GitHub Actions実行結果をSlackなどに通知するジョブを記載しておくと、GitHubコンソールで結果を確認しなくてもよいので楽です(今回は省略します)。


GitHub Actionsワークフローの記載方法の詳細は下記
https://docs.github.com/ja/actions/writing-workflows/workflow-syntax-for-github-actions

  1. 作成したYAMLをPushしておきます
git add .
git commit -m "Add GitHub workflow"
git push origin main

6.GitHub Actionsワークフロー実行

  1. リポジトリ直下にterraformフォルダを作成します
  2. terraformフォルダ直下でtfファイルを作成します
    下記を参考に簡単なtfファイルを作成します。
    Terraformを使うための環境構築手順をまとめてみた(AWS編)~Windows
    下記のような感じで一旦VPCとサブネットをデプロイしてきます。
resource "aws_vpc" "main" {
  cidr_block       = "10.1.0.0/16"
  instance_tenancy = "default"

  tags = {
    Name = "test-vpc"
  }
}

resource "aws_subnet" "main" {
  vpc_id     = aws_vpc.main.id
  cidr_block = "10.1.0.0/24"

  tags = {
    Name = "private"
  }
}
  1. tfファイルをPushします。
git add main.tf provider.tf
git commit -m "Add terraform tf file"
git push origin main

これによりワークフローがトリガされて、TerraformでVPCとサブネットが作成されます。

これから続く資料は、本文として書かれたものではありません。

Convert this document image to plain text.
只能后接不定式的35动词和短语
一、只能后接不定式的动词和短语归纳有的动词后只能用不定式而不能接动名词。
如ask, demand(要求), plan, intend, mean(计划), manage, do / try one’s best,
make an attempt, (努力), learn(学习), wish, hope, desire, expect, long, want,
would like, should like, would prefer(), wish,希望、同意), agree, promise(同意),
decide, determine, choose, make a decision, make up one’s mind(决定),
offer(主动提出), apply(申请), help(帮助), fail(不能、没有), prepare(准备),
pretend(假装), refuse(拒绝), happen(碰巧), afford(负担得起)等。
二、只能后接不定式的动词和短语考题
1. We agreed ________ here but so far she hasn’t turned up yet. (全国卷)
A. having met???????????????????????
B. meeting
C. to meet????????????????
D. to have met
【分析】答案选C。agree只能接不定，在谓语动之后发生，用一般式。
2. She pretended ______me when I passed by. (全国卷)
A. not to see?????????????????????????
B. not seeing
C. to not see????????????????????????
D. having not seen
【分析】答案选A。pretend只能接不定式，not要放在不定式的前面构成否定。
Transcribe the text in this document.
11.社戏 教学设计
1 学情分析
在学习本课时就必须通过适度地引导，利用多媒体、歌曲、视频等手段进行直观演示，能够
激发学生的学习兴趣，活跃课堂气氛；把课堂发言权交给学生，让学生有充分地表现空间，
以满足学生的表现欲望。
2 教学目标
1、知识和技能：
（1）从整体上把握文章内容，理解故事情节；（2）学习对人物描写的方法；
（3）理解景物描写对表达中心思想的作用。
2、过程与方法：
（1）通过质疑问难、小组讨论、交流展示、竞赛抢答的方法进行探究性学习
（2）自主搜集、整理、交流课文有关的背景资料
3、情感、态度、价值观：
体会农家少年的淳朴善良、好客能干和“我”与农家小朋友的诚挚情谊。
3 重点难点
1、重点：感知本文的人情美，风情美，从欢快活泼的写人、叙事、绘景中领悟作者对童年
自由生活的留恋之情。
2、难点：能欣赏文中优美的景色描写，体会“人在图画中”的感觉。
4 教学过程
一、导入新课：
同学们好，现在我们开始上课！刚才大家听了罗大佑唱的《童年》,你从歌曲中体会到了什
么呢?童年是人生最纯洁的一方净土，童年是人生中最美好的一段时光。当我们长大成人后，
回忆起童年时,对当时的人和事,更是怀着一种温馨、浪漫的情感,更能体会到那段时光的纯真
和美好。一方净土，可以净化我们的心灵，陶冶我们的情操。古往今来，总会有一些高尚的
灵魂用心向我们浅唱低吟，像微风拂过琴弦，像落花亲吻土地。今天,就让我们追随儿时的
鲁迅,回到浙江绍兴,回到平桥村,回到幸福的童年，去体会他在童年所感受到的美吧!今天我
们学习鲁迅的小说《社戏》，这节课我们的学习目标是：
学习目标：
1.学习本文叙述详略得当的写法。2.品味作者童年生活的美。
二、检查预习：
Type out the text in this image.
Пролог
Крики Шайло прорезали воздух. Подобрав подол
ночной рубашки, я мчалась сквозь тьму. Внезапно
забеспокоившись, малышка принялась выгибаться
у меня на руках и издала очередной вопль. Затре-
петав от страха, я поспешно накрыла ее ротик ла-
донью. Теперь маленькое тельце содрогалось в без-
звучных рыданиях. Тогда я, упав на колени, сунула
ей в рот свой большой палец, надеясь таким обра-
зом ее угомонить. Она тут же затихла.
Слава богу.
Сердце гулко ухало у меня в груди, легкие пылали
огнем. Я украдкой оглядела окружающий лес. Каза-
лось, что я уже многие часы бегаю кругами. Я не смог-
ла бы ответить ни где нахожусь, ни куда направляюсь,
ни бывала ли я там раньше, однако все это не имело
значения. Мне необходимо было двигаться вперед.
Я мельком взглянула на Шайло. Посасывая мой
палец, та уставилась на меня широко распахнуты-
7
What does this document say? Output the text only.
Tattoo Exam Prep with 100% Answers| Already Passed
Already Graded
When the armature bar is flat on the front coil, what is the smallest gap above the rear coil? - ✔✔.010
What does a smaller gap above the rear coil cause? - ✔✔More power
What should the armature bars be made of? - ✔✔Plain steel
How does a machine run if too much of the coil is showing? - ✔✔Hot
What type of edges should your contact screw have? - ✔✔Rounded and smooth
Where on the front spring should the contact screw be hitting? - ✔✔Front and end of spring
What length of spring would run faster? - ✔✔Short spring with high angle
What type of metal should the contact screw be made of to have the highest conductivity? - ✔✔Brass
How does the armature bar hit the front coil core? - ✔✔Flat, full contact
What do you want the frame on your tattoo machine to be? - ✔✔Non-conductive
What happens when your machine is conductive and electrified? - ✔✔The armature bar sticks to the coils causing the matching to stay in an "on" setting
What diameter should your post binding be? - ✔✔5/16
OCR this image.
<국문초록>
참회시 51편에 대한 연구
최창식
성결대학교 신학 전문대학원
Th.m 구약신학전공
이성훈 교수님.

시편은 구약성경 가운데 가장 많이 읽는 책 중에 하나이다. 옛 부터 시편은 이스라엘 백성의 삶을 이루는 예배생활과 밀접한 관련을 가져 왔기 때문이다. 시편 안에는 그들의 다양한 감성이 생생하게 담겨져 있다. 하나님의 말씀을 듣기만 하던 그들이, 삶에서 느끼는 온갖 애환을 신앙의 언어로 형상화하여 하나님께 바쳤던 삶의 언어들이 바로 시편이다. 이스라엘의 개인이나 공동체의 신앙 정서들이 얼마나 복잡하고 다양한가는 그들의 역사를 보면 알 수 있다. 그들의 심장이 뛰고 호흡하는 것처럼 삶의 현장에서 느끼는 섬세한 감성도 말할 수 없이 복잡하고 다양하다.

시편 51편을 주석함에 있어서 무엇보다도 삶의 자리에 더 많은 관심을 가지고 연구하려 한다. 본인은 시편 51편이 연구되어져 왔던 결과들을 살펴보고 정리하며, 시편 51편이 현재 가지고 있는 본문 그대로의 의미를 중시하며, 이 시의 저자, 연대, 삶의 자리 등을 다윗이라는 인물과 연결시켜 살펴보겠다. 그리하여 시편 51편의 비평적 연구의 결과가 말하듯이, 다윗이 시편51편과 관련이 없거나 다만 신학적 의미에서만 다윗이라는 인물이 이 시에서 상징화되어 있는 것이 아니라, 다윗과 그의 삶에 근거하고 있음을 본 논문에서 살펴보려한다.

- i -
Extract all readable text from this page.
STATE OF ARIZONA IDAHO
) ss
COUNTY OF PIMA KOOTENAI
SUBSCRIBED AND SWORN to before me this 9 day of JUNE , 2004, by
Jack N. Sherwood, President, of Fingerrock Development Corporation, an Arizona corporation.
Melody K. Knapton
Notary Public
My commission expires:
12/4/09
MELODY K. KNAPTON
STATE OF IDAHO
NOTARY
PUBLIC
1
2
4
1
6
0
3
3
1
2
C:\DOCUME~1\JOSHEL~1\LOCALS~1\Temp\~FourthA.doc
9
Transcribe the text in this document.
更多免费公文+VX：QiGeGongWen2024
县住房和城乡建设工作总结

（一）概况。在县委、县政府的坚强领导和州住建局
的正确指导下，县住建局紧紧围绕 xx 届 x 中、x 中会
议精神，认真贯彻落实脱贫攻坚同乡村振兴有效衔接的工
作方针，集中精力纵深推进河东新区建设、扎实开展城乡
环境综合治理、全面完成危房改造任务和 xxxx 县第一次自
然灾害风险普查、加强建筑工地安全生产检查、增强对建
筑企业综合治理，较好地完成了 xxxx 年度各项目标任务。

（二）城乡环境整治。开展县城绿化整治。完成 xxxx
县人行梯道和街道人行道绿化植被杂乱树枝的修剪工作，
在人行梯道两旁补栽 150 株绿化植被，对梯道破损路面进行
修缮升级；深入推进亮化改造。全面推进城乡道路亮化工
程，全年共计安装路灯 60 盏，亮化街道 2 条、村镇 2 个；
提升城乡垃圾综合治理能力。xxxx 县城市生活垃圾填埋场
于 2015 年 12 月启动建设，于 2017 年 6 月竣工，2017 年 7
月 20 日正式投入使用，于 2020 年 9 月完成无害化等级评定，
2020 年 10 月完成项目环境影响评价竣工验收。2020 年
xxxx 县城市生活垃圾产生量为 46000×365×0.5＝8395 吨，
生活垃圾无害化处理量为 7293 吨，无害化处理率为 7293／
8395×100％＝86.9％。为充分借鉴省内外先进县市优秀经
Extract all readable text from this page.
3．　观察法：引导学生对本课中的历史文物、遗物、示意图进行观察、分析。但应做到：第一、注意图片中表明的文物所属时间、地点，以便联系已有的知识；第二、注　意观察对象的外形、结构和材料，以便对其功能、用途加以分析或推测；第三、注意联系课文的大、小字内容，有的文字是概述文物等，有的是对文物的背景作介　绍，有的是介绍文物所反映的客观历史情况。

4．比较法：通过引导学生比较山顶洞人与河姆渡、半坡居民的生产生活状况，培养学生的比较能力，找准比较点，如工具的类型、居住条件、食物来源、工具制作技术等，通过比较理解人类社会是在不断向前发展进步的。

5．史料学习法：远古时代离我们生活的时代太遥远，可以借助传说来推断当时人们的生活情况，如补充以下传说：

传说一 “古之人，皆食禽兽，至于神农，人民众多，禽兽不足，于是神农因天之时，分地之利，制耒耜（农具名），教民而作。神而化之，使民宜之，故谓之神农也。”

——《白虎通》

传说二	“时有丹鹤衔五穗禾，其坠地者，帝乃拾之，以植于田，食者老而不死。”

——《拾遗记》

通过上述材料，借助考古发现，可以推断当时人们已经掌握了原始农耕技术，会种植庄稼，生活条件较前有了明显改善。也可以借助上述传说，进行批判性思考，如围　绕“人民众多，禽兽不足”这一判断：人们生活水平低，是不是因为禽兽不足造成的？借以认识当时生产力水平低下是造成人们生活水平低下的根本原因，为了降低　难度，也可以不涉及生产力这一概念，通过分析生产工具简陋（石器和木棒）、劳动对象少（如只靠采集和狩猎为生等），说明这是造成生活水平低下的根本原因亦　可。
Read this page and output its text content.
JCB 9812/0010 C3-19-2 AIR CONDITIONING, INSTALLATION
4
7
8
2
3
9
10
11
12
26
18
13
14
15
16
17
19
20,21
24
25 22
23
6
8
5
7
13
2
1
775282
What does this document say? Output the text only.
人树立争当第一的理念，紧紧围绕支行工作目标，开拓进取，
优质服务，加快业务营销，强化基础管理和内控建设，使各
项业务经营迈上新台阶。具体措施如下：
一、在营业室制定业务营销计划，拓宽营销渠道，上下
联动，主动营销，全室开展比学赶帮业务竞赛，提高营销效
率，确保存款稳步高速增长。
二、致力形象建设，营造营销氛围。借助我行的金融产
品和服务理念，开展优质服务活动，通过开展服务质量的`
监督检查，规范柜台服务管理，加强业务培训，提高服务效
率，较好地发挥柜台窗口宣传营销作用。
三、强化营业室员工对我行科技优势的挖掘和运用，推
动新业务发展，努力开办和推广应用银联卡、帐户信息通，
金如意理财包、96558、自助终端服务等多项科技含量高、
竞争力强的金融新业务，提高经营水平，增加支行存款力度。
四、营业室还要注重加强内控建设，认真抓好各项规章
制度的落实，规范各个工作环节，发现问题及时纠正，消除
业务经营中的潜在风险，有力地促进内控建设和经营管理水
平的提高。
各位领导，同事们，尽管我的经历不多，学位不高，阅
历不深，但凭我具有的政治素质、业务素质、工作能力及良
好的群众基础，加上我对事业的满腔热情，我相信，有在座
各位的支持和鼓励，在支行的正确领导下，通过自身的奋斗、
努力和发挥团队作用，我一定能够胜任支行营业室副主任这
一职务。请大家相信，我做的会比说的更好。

  1. GitHubコンソールで対象リポジトリのActionsタブを開くと、workflowが並んでいます。
    実行中のワークフローは黄色マークがついており、失敗(エラー)が赤、成功は緑となっています。
    (ちなみに最初のワークフローは私のミスによりエラーになりました...)

    ワークフローをクリックすると、詳細情報を確認できます。
    下記だとワークフローが30秒で完了していますが、初めて実行したワークフローの場合はもっと時間がかかると思います。

    ワークフロー内の各stepの実行内容も確認することができます。

  2. AWSマネージメントコンソールで確認すると、ちゃんとリソースが作成されています。

まとめ

GitHub ActionsをOIDC認証で使えるように設定し、実際にGitHub ActionsのワークフローでTerraformを実行してAWS環境にデプロイしてみました。